ANDERSON, S.C. -- Among the rolling hills, Catherine Garrison Davis knows her way around her family’s land.
“It's a booming area and we're proud that we've been able to keep our farm in agriculture,” she said.
That farm is known as Denver Downs in Anderson, South Carolina, within the state’s upstate region. Garrison Davis’ great-grandfather bought the land after the Civil War.
“He bought 200 acres on a little dirt road called Old Generals' Road,” she said. “Well, fast forward 150 years, and it's no longer a little dirt road anymore.”
That’s not the only thing that changed here. It’s been a cotton farm, dairy farm, and is now a general farm, growing different crops and livestock. That’s no longer the only source of income though.
“A main product I guess we have here at the farm is agritourism,” she said.
Agritourism, which invites visitors onto farms for a variety of activities, is now one of the fastest-growing parts of the farming landscape in the U.S.
“We know that regular production agriculture is not as sustainable like it was in the past,” Garrison Davis said.
The U.S. Census of Agriculture first began using the term “agritourism” in 2007. Since then, it has tracked its growth, up 67% in the first 10 years.
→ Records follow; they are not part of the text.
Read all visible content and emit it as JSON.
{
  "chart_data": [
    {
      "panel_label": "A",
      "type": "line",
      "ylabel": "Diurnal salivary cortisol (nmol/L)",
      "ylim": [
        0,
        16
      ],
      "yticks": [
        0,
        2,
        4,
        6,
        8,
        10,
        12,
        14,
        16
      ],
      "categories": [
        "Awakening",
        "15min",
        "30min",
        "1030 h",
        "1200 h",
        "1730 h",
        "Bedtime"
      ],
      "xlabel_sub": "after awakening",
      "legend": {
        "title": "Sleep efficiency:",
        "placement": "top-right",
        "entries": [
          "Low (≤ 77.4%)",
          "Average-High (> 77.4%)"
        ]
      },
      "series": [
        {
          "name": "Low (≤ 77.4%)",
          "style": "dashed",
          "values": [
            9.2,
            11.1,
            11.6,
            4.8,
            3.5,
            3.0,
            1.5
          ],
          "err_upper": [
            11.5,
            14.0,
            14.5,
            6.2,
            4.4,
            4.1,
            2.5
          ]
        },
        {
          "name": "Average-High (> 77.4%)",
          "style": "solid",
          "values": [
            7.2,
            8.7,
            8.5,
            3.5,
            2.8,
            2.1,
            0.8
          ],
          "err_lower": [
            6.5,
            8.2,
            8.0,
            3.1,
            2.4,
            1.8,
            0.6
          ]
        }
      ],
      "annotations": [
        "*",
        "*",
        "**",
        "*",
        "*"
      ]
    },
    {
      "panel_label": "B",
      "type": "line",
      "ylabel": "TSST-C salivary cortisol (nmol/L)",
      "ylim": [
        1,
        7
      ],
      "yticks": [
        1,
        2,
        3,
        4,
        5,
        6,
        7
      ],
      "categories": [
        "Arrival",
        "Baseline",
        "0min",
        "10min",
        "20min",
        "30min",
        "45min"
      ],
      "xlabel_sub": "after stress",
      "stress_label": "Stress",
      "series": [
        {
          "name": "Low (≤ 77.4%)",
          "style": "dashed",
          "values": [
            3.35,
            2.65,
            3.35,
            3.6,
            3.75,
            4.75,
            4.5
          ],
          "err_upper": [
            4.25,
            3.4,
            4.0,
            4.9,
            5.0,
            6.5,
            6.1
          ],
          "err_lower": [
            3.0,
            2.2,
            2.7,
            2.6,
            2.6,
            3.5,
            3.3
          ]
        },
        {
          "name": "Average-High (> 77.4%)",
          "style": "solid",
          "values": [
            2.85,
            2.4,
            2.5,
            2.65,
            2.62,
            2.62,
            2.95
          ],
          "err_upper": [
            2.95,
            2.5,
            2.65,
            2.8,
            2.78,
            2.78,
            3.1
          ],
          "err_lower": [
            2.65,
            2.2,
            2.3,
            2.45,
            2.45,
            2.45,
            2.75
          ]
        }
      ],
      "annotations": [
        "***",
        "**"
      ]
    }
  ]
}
More than 28,000 farms across the country now embrace agritourism, resulting in nearly a billion dollars in direct sales from people visiting those farms.
Across the border in Hendersonville, North Carolina, Mike Stepp’s family apple orchard is also involved in agritourism.
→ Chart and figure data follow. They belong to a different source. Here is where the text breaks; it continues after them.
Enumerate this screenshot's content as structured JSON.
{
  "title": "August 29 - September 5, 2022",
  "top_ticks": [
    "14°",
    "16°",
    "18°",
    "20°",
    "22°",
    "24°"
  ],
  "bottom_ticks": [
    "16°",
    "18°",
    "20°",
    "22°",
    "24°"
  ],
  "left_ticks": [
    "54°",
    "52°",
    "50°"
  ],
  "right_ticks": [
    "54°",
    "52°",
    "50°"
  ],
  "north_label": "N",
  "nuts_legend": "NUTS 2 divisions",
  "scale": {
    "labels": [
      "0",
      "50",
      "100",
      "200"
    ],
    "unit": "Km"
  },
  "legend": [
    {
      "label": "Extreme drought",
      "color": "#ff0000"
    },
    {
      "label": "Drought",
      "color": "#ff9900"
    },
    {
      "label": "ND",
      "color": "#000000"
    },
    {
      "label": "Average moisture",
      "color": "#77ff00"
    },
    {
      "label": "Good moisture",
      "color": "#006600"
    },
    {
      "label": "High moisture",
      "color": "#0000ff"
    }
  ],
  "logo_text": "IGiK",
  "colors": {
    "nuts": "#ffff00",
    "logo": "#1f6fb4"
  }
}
“We kind of got full bore into agritourism,” he said. “I do like to say that we were doing agritourism when there was no word. So, it’s been a great thing for us.”
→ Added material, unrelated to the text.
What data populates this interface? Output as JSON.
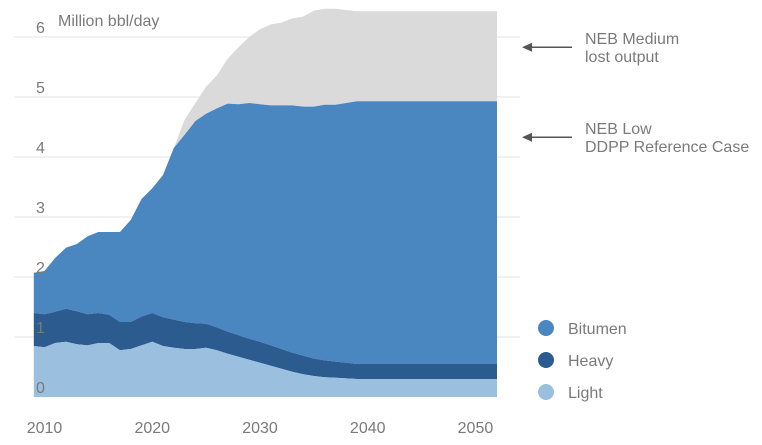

It’s a financial lifeline that’s kept Stepp’s Hillcrest Orchard going, which his parents started in the 1960s.
“We had actually wholesale apples at that time, he said. “And we began, he and my mother, began to experiment with ‘pick your own.’”
Market forces eventually accelerated the shift to agritourism.
“Wholesale in the 90s really began to have a lot of problems,” Stepp said. “Juice prices became depressed because of imported juice, actually, and it got at one point where folks just couldn't really survive.”
The Stepp family has fully embraced agritourism by adding more activities to the property. Most recently, during COVID, the outdoor business boomed.
“2020, with the pandemic, we had numerous people tell us about how much they appreciated what we do here,” Stepp said. “It has helped us survive, and really, all the other things that we've added actually just in the last six years have made it really possible for us to keep our farm.”
Back at Denver Downs, Catherine Garrison Davis is preparing to open for another agritourism season in the fall to keep her great-grandfather’s legacy alive.
“We know it's important to diversify and to change with the times,” she said. “I think he'd be really proud of that.”